India among top countries delivering ICT services: UN report
The report, co-authored by WIPO, Cornell University and INSEAD, added that India maintains its top place in Central and Southern Asia.
United Nations: India has been ranked the top exporter of information and communication technology services in a new UN report which highlighted the rise of the country as an emerging innovation center in Asia.
The World Intellectual Property Organisation (WIPO) in its 10th edition of the 'Global Innovation Index (GII)' ranked India 60th on its list of 130 most innovative countries in the world. The report, co-authored by WIPO, Cornell University and INSEAD, added that India maintains its top place in Central and Southern Asia, moving up six spots - from 66th last year to 60th this year overall.
It further said that a group of nations including India, Kenya, and Vietnam are outperforming their development-level peers. According to the UN agency, rich countries continue to dominate global innovation in terms of most new products and services, with Switzerland at the top for the seventh year running and high-income economies taking 24 of the top 25 spots.
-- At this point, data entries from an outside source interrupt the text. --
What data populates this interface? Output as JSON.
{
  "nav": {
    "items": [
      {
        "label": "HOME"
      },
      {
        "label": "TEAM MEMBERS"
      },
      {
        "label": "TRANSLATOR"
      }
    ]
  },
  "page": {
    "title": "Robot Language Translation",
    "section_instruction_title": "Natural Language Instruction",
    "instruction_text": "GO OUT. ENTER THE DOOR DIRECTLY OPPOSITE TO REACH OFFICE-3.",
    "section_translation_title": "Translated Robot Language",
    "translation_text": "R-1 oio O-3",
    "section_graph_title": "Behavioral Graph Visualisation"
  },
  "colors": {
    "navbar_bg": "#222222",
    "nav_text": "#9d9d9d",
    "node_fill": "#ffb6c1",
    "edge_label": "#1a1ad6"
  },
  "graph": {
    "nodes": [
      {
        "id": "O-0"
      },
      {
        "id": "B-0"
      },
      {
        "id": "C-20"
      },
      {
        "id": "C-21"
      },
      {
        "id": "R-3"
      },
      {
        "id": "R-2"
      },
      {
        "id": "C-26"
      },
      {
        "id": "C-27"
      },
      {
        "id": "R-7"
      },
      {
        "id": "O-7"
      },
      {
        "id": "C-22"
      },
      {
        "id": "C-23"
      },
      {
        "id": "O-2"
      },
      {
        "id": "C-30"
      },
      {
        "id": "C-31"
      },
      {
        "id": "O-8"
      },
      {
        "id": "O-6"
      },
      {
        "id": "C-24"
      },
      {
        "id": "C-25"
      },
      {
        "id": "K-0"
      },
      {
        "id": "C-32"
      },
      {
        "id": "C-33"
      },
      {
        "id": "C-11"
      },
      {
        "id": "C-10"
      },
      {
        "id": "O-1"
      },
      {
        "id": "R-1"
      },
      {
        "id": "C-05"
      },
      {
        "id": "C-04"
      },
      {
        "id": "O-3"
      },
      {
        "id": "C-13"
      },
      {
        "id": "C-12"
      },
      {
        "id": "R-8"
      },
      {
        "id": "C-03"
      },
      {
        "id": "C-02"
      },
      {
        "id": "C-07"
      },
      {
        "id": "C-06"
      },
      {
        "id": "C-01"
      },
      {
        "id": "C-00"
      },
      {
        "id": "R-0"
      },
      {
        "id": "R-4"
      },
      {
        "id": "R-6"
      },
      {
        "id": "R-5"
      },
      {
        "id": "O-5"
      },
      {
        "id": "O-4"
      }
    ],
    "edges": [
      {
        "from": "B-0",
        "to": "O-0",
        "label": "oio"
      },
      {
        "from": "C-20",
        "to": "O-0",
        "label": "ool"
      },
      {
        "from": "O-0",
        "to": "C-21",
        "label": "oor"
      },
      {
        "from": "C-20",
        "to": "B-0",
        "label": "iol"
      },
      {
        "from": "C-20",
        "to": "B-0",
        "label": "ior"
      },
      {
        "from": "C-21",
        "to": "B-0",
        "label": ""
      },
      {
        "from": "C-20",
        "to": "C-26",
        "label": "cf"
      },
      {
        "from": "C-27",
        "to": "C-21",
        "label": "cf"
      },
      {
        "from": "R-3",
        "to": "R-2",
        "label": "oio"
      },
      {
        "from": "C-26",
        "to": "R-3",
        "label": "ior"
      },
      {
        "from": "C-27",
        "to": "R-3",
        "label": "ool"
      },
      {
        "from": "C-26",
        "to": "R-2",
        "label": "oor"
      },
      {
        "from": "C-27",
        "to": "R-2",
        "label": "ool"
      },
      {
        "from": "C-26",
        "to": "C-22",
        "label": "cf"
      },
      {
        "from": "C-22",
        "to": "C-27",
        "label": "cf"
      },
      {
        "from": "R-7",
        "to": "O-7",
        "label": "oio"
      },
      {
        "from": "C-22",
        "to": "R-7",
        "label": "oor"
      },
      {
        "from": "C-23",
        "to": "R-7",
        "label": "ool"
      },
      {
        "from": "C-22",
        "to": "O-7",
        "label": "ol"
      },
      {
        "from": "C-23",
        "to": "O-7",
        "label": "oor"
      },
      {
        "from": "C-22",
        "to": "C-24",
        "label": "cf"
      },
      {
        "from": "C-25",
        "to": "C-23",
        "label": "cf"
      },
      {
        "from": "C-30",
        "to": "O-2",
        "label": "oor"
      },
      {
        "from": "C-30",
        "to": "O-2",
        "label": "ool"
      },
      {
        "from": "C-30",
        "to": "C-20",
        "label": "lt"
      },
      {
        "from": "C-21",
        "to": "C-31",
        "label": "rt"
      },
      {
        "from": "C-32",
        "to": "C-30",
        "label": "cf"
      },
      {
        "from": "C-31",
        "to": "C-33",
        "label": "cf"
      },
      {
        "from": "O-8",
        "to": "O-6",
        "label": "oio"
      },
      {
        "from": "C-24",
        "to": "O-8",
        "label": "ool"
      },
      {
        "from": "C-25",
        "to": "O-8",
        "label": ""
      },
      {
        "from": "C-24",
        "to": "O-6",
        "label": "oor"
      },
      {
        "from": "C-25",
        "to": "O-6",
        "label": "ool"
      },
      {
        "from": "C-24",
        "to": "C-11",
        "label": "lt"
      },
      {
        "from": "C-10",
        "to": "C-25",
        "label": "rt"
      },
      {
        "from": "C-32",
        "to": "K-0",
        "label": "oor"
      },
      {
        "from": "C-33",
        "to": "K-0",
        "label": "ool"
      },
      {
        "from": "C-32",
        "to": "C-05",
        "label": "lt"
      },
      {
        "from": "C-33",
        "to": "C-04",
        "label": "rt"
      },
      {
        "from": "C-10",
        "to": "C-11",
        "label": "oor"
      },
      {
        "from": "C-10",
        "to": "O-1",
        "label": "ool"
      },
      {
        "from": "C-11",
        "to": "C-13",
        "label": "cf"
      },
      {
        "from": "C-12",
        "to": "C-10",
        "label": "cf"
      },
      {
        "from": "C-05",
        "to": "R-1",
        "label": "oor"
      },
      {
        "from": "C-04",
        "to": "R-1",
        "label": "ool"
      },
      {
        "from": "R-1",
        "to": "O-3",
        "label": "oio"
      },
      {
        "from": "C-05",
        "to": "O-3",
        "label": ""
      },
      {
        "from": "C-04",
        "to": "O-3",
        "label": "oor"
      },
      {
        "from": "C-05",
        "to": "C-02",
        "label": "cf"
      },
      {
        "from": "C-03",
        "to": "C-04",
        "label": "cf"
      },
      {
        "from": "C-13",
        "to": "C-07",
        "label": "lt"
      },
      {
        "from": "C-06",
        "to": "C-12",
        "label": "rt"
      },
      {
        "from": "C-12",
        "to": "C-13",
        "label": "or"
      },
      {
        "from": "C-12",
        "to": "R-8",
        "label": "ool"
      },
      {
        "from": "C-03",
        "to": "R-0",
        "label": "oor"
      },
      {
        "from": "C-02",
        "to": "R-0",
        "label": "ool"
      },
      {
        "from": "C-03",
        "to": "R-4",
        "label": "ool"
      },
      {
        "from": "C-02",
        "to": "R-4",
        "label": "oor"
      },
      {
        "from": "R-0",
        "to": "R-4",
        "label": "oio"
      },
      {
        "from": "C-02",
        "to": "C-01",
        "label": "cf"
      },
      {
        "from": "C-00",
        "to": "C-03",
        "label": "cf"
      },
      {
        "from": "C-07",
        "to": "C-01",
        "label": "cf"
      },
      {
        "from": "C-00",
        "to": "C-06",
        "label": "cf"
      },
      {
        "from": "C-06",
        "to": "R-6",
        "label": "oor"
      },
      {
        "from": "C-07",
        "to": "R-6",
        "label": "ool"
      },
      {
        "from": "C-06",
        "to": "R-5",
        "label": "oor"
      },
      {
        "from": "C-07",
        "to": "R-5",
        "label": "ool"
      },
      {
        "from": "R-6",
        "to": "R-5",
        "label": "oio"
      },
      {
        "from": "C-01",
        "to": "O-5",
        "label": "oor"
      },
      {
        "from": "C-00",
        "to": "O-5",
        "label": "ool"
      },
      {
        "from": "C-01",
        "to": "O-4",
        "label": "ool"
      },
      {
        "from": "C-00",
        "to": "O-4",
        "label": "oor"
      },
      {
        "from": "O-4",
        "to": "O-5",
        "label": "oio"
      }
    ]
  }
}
China is the exception at 22, moving up three places in the last 12 months.
India performed well on a number of parameters, coming on the top spot in ICT services exports, 10th in category of graduates in science and engineering, 27th on e-participation, 14th on the presence of global research and development companies, 33rd on government’s online service, 32nd in general infrastructure, 18th on creative goods exports, 30th on knowledge impact and 29th on intellectual property payments. India is 2nd in innovation quality for the second consecutive year.
However in some categories it has ranked comparatively low, including 106th on political stability and safety, 121st on business environment, 114th on education, 104th on pupil- teacher ratio at the secondary level, 109th on use of ICT, 108th on environmental performance, 114th on ease of starting a business and 118th on ease of paying taxes.
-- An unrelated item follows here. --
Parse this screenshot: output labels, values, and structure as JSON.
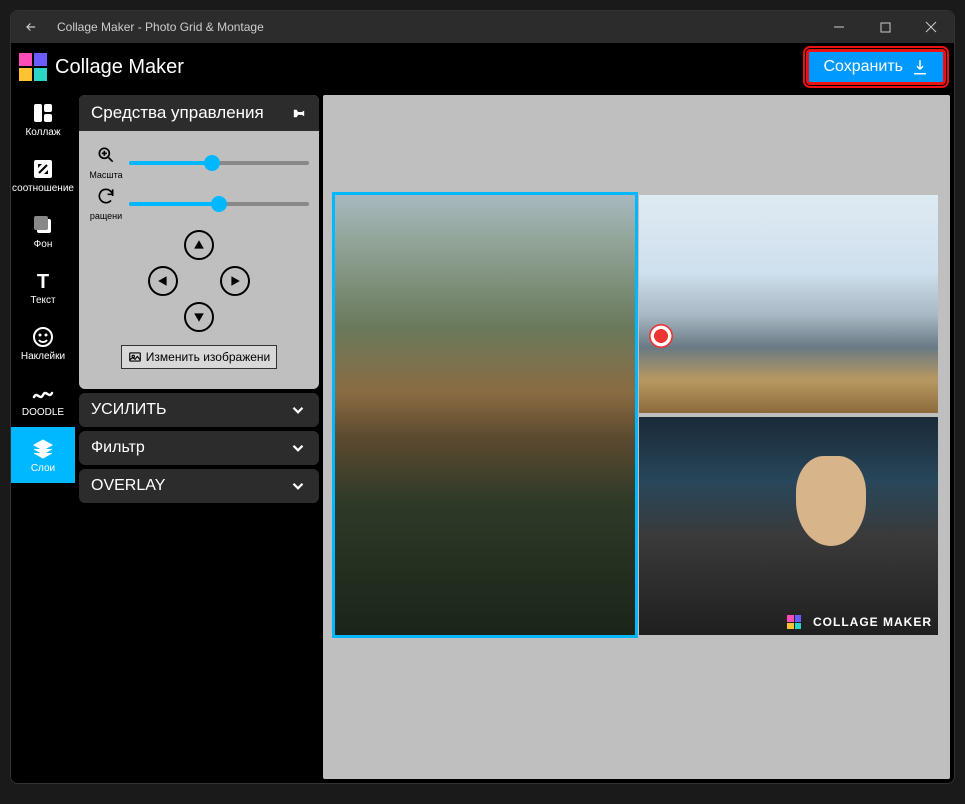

The report said India outperformed on innovation relative to its GDP per capita for seven years in a row. India has shown improvement in most areas, including in infrastructure, business sophistication, knowledge and technology and creative outputs.
“Public policy plays a pivotal role in creating an enabling environment conducive to innovation. In the last two years, we have seen important activities around the GII in India like the formation of India’s high-level Task Force on Innovation and consultative exercises on both innovation policy and better innovation metrics,” said Chandrajit Banerjee, Director General, Confederation of Indian Industry, which is among the 2017 GII knowledge partners.
The report stated that as demonstrated in the GII for some years, India has "consistently outperformed on innovation relative to its GDP per capita. Recently it made important strides in innovation input and output performance. India is now in the top half of the GII rankings. The continual improvement of India in terms of investment, tertiary education, the quality of its publications and universities, its ICT services exports, and its innovation clusters deserves mention," it said.
The report said it hopes India will continue on this trajectory, with innovation investments leading to more dynamic R&D-intensive firms that are active in patenting, high-technology production, and exports. "If India then increasingly connects its innovation system to the innovative countries in the East as well as to standing innovation powerhouses in the West, it will make a true difference in Asia's regional role in innovation, and to global innovation more generally," the report added.
Each year, the GII surveys some 130 economies using dozens of metrics, from patent filings to education spending providing decision makers a high-level look at the innovative activity that increasingly drives economic and social growth.
For the last ten years, it has observed an innovative capacity gap between developed and developing nations and lacklustre growth rates for research and development activities at both the government and corporate levels.